- Quarterly earnings for the S&P 500 are expected to decline for the first time since the second quarter of 2016, even though the index is just 2% from its historic high.
- First-quarter earnings for the S&P 500 are projected to decline 2.5% from last year
- Stocks up with earnings down
- It indicates the market could be very sensitive to macro events like tariffs or slower global growth.
- Many industries that were under pressure in the fourth quarter have snapped back in 2019 on the "bottoming" story.
Stocks are rising even with lower earnings because of the focus on the future, not the past. The stock market is a discounting mechanism for a future stream of earnings.
The "bull narrative" is still dominant on Wall Street — that China and Europe are bottoming — and this will stabilize markets.

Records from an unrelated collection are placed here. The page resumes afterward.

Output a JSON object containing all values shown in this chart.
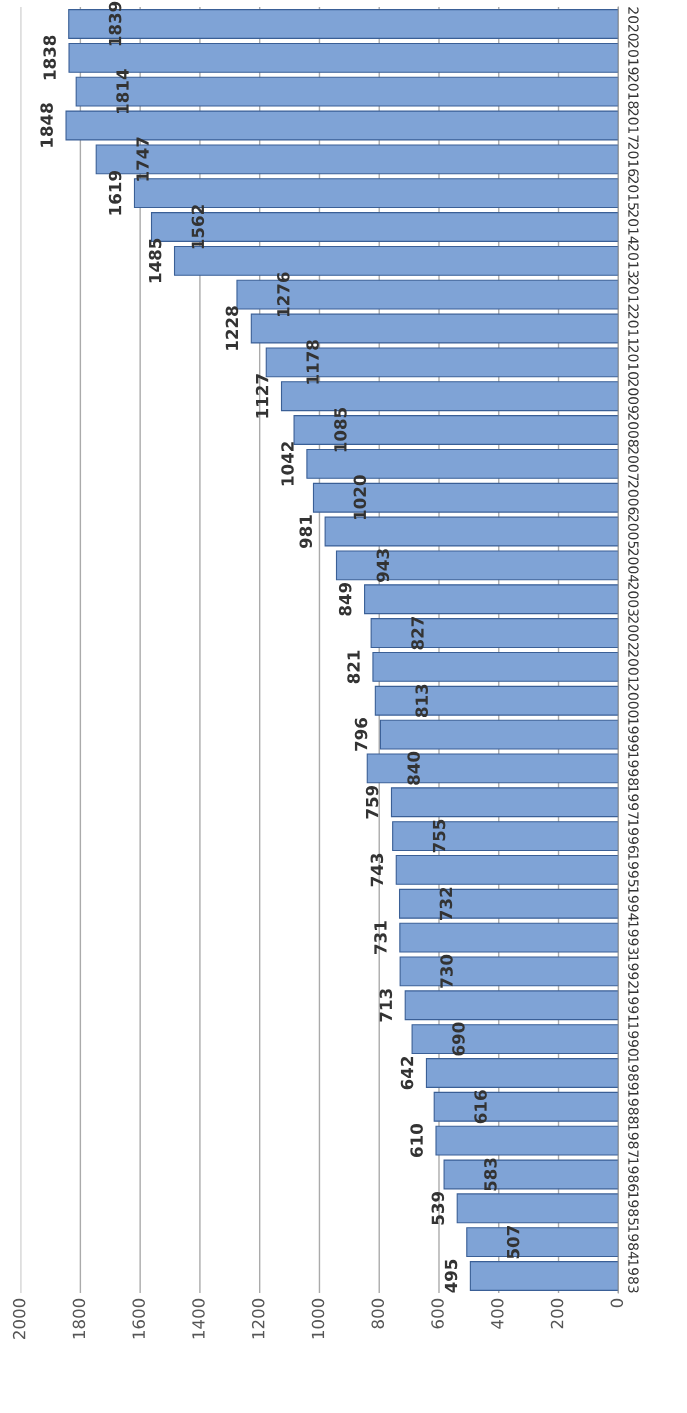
{
  "chart_data": {
    "type": "bar",
    "orientation": "horizontal",
    "categories": [
      "2020",
      "2019",
      "2018",
      "2017",
      "2016",
      "2015",
      "2014",
      "2013",
      "2012",
      "2011",
      "2010",
      "2009",
      "2008",
      "2007",
      "2006",
      "2005",
      "2004",
      "2003",
      "2002",
      "2001",
      "2000",
      "1999",
      "1998",
      "1997",
      "1996",
      "1995",
      "1994",
      "1993",
      "1992",
      "1991",
      "1990",
      "1989",
      "1988",
      "1987",
      "1986",
      "1985",
      "1984",
      "1983"
    ],
    "values": [
      1839,
      1838,
      1814,
      1848,
      1747,
      1619,
      1562,
      1485,
      1276,
      1228,
      1178,
      1127,
      1085,
      1042,
      1020,
      981,
      943,
      849,
      827,
      821,
      813,
      796,
      840,
      759,
      755,
      743,
      732,
      731,
      730,
      713,
      690,
      642,
      616,
      610,
      583,
      539,
      507,
      495
    ],
    "color": "#7fa3d6",
    "xlim": [
      2000,
      0
    ],
    "xticks": [
      0,
      200,
      400,
      600,
      800,
      1000,
      1200,
      1400,
      1600,
      1800,
      2000
    ],
    "grid": "x",
    "data_labels": true
  }
}
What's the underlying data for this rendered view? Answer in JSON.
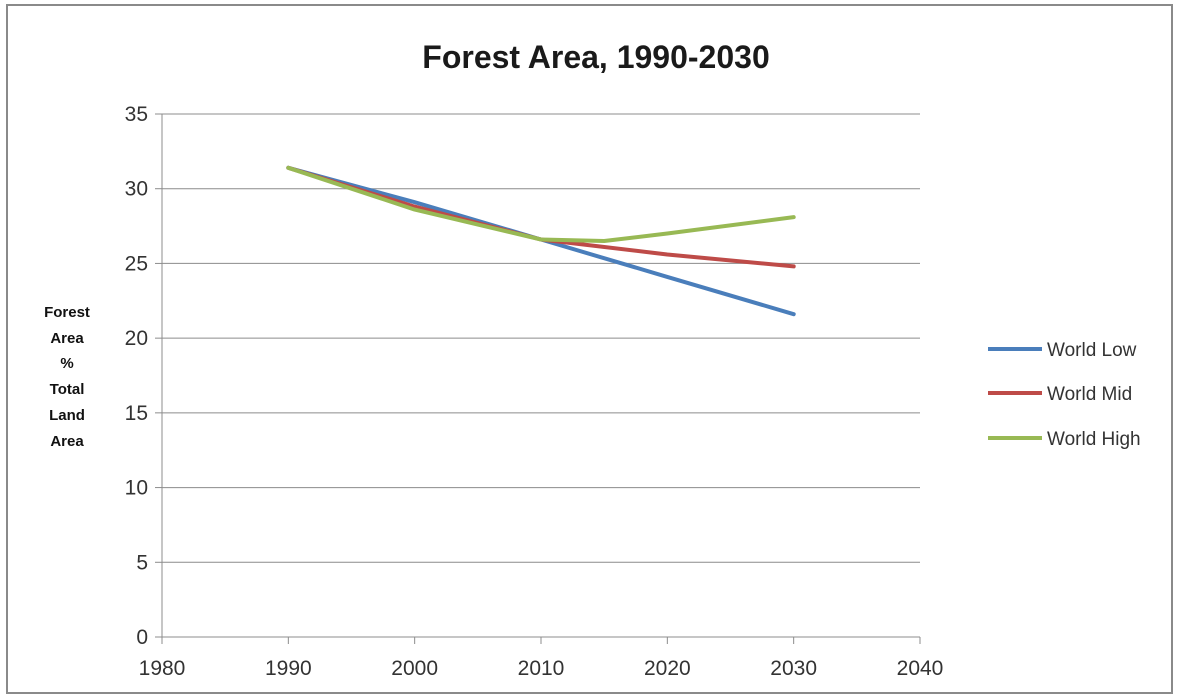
{
  "chart_data": {
    "type": "line",
    "title": "Forest Area, 1990-2030",
    "ylabel_lines": [
      "Forest",
      "Area",
      "%",
      "Total",
      "Land",
      "Area"
    ],
    "xlabel": "",
    "xlim": [
      1980,
      2040
    ],
    "ylim": [
      0,
      35
    ],
    "x_ticks": [
      1980,
      1990,
      2000,
      2010,
      2020,
      2030,
      2040
    ],
    "y_ticks": [
      0,
      5,
      10,
      15,
      20,
      25,
      30,
      35
    ],
    "grid": "horizontal",
    "legend": "right",
    "series": [
      {
        "name": "World Low",
        "color": "#4a7ebb",
        "x": [
          1990,
          2000,
          2010,
          2020,
          2030
        ],
        "y": [
          31.4,
          29.1,
          26.6,
          24.1,
          21.6
        ]
      },
      {
        "name": "World Mid",
        "color": "#be4b48",
        "x": [
          1990,
          2000,
          2010,
          2020,
          2030
        ],
        "y": [
          31.4,
          28.8,
          26.6,
          25.6,
          24.8
        ]
      },
      {
        "name": "World High",
        "color": "#98b954",
        "x": [
          1990,
          2000,
          2010,
          2015,
          2020,
          2030
        ],
        "y": [
          31.4,
          28.6,
          26.6,
          26.5,
          27.0,
          28.1
        ]
      }
    ]
  }
}
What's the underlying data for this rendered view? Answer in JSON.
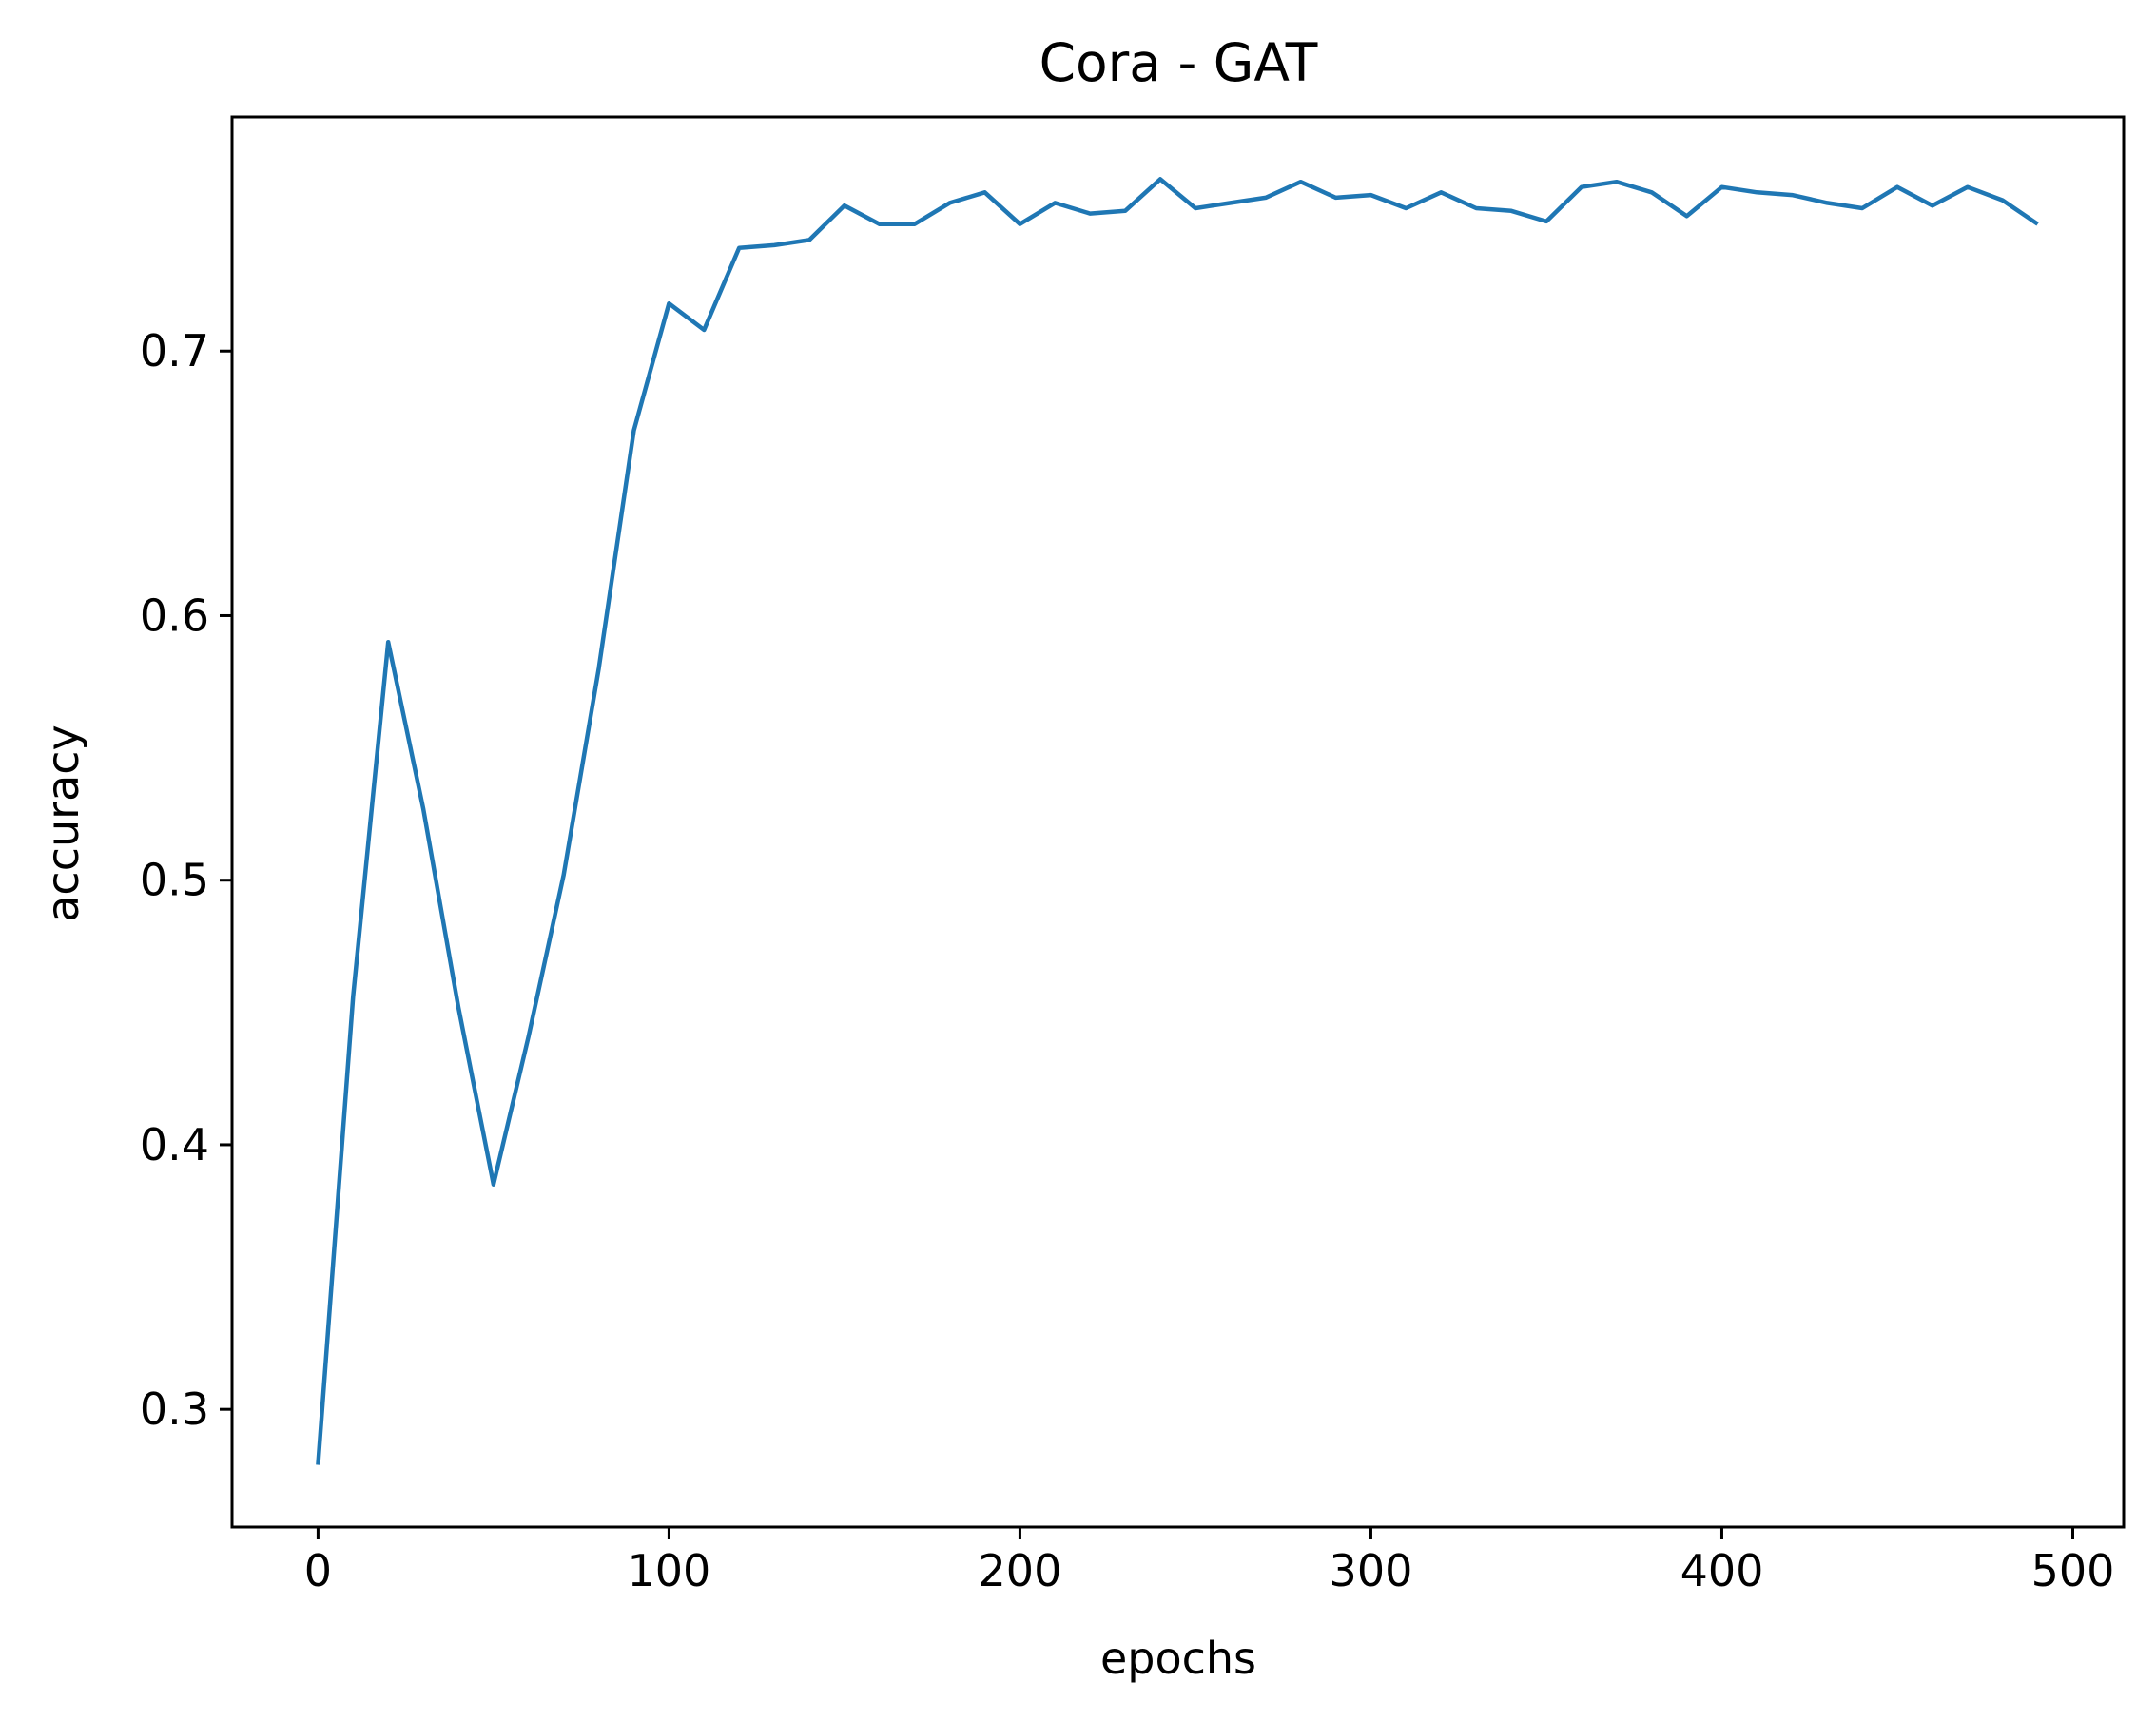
{
  "chart_data": {
    "type": "line",
    "title": "Cora - GAT",
    "xlabel": "epochs",
    "ylabel": "accuracy",
    "xlim": [
      -24.5,
      514.5
    ],
    "ylim": [
      0.2555,
      0.7885
    ],
    "xticks": [
      0,
      100,
      200,
      300,
      400,
      500
    ],
    "xtick_labels": [
      "0",
      "100",
      "200",
      "300",
      "400",
      "500"
    ],
    "yticks": [
      0.3,
      0.4,
      0.5,
      0.6,
      0.7
    ],
    "ytick_labels": [
      "0.3",
      "0.4",
      "0.5",
      "0.6",
      "0.7"
    ],
    "grid": false,
    "legend": "none",
    "line_color": "#1f77b4",
    "series": [
      {
        "x": [
          0,
          10,
          20,
          30,
          40,
          50,
          60,
          70,
          80,
          90,
          100,
          110,
          120,
          130,
          140,
          150,
          160,
          170,
          180,
          190,
          200,
          210,
          220,
          230,
          240,
          250,
          260,
          270,
          280,
          290,
          300,
          310,
          320,
          330,
          340,
          350,
          360,
          370,
          380,
          390,
          400,
          410,
          420,
          430,
          440,
          450,
          460,
          470,
          480,
          490
        ],
        "values": [
          0.279,
          0.456,
          0.59,
          0.527,
          0.452,
          0.385,
          0.441,
          0.502,
          0.58,
          0.67,
          0.718,
          0.708,
          0.739,
          0.74,
          0.742,
          0.755,
          0.748,
          0.748,
          0.756,
          0.76,
          0.748,
          0.756,
          0.752,
          0.753,
          0.765,
          0.754,
          0.756,
          0.758,
          0.764,
          0.758,
          0.759,
          0.754,
          0.76,
          0.754,
          0.753,
          0.749,
          0.762,
          0.764,
          0.76,
          0.751,
          0.762,
          0.76,
          0.759,
          0.756,
          0.754,
          0.762,
          0.755,
          0.762,
          0.757,
          0.748
        ]
      }
    ]
  }
}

The markets have gone from pricing in negative growth in the first half to rapidly re-accelerating growth in the fourth quarter and the beginning of 2020."
Flat or declining earnings don't necessarily mean the stock market is in trouble.
- There is a good chance earnings for the first quarter will turn positive. Because guidance is usually conservative, most companies end up beating analyst estimates. On average, the earnings surprise for the S&P 500 is about 3 percentage points.
Earnings are now expected to be down 2.5%, so if the historical average holds and the final estimate is 3 percentage points higher, earnings will be slightly positive, up 0.5%.
- Declining earnings do not necessarily correlate with a decline in the stock market. There have been many times where earnings have been flat or declined and even when the market declined, it quickly bounced back (this happened in the first part of 2016). The reason: No recession followed.